A: You see big business as the enemy. But what is an enemy, actually? I define an enemy as someone who would initiate force against me. How, exactly, can a business — big or not — initiate force or violence against you? No business, no matter how profitable or big, can make you buy or otherwise do anything you don’t want to do. A company could be worth billions or even trillions of dollars; no matter, you cannot be made to do what you don’t want to do. If somebody did hold a gun to your head, then that’s what you’d need government protection for — but only at that point. Government should be “big enough,” you’re right, but only big enough to protect you from those who would initiate physical force, harm or violence against you.

I realize that you might not like everything a business does. For example, you might feel that a bank should give loans to more people than they do. You might feel that a television or computer producer should charge you less for a product than is currently the cost on an open market. The fact that a company is big and successful and won’t do what you feel it should do might lead you to feel that this company is mean or otherwise not pleasing to you. But in a free country, and in a capitalist system, this is your problem — not the company’s, and not the government’s.

You say that sometimes businesses don’t manage their own risk, and the government must bail them out. I don’t agree. In this respect, I’m much harder on “big business” or business in general than you are. I don’t think government — and the portion of the population who pay taxes — should be responsible if a company fails to manage risk, or to please its customers. If you’re talking about banks and lending companies, by the way, I also maintain that government should have left them alone in the first place. Back in the 1990s and early 2000s, government should not have been intervening in the marketplace in such a way as to encourage or force banks to lend to people who were bad risks. Thanks to the policy of the federal government you so love, there were people who would never have received loans were it not for the actions of government officials in the Clinton and Bush administrations who wanted to make sure that “banks loan to everybody, so that every American can have a house.” These sorts of government interventions lead only to disaster. If government had been smaller in this instance, and in many other instances, the big businesses would have acted much more rationally and we would not have had the disaster we had in 2008-09.

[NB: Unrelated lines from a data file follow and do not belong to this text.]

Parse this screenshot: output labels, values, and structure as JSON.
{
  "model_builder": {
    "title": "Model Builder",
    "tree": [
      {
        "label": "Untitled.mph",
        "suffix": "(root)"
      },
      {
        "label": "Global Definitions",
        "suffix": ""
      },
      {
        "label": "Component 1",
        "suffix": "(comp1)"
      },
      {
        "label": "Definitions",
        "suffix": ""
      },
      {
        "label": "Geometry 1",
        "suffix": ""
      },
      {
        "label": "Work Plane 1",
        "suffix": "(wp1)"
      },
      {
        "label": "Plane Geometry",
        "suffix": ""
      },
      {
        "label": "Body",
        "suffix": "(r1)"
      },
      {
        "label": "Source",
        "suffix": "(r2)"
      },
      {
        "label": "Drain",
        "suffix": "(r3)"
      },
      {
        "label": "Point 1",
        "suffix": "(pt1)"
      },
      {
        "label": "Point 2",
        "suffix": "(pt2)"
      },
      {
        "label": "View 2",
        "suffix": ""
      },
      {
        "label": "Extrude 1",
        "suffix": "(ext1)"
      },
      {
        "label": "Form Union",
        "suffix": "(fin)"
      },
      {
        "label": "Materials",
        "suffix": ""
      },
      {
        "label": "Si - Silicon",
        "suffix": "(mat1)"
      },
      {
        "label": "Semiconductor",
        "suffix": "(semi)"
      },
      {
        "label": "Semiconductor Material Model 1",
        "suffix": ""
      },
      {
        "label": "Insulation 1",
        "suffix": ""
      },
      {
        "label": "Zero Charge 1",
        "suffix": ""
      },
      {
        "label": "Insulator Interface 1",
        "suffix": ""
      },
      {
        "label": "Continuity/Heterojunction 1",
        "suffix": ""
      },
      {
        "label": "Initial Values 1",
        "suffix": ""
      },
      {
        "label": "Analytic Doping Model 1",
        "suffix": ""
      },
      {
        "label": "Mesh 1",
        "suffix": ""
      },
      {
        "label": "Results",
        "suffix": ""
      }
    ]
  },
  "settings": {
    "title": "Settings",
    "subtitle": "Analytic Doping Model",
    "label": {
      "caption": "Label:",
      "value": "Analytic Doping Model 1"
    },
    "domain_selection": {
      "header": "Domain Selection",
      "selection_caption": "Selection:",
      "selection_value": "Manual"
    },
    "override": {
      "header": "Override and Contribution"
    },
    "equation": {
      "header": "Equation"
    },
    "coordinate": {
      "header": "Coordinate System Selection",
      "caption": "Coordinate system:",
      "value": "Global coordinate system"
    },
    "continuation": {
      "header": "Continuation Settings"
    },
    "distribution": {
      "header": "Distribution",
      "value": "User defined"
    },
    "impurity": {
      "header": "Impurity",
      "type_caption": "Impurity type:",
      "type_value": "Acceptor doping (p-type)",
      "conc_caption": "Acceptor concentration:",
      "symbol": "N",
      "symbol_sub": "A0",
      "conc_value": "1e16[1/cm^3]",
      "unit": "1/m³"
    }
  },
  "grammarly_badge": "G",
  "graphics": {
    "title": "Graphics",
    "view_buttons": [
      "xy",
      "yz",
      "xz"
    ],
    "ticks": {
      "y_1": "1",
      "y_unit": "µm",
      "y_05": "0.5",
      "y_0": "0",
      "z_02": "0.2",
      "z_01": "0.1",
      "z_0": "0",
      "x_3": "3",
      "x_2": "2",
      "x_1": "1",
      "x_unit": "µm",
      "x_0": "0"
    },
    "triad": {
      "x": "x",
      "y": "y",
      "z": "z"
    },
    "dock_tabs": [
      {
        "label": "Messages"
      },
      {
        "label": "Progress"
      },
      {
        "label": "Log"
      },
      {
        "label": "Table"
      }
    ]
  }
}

As for pollution, of course a company should be held liable for doing objective damage to the property of another. But this is not the same as using government to decide how much energy or fuel people should use, and micromanaging every last detail of every business owner’s life to prevent any risk or loss whatsoever. Holding people accountable is one thing, but assuming businesses are guilty from the get-go, and must be regulated into oblivion, is not the same thing. You might like the idea of your big, “caring” government outlawing all kinds of things that might or might not do damage to the environment, but I’m sure you don’t like it when, year after year, the economy stops growing and the standard of living starts to slowly go down for everyone, as is now happening. The Obama Administration is piling on more EPA regulations than any administration before it, which is saying something, because administrations before it did a lot of damage to the economy as well. Do you care so much about ridding the environment of every last little potential risk that you’re willing to forego the comfortable life that people in the United States have come to take for granted? Good luck with that, but I for one want no part of it. A government “big enough” to do this is no government that I want.

Freedom is not your enemy. Free people are not your enemy. Unless you hate the sight of success, or feel that it threatens you in some way, you have nothing to fear or loathe in a free society, including a capitalist society. All you need protection from is the force of thugs, thieves, terrorists and con artists. You claim that without big government we are governed by the owners of big business. How is this, exactly? Government has the power to fine people, put people in jail, and even execute people in some cases. What private business has this power? It’s true that big businesses have a lot of power over their resources and products—BECAUSE THEY OWN THEM. You might want or need those products. But without a big business to produce those things, you’d be without them. Government provides none of this. Why aren’t you thanking big business rather than claiming you need protection from it? The only time to thank government is when it protects you from a thief, a violent criminal, an invading army or a terrorist. By all means, thank government for protection from these things. But don’t thank government for protecting you from the “tyranny” of the productive, the enterprising and the profit-makers who make your life infinitely more comfortable, reasonable and tenable than if these profit-makers had never existed.

Oh, and one more thing. Government does not grant us our rights. Government (at least ideally) protects them. We have rights whether government chooses to recognize them or not. Don’t look to the federal government to grant you your rights. The way things are going, the federal government we know today is much more likely to trample on them than protect them. It’s the complacency and wrong-headedness of the views you expressed which have turned our country from a robust and free nation into one now in decline.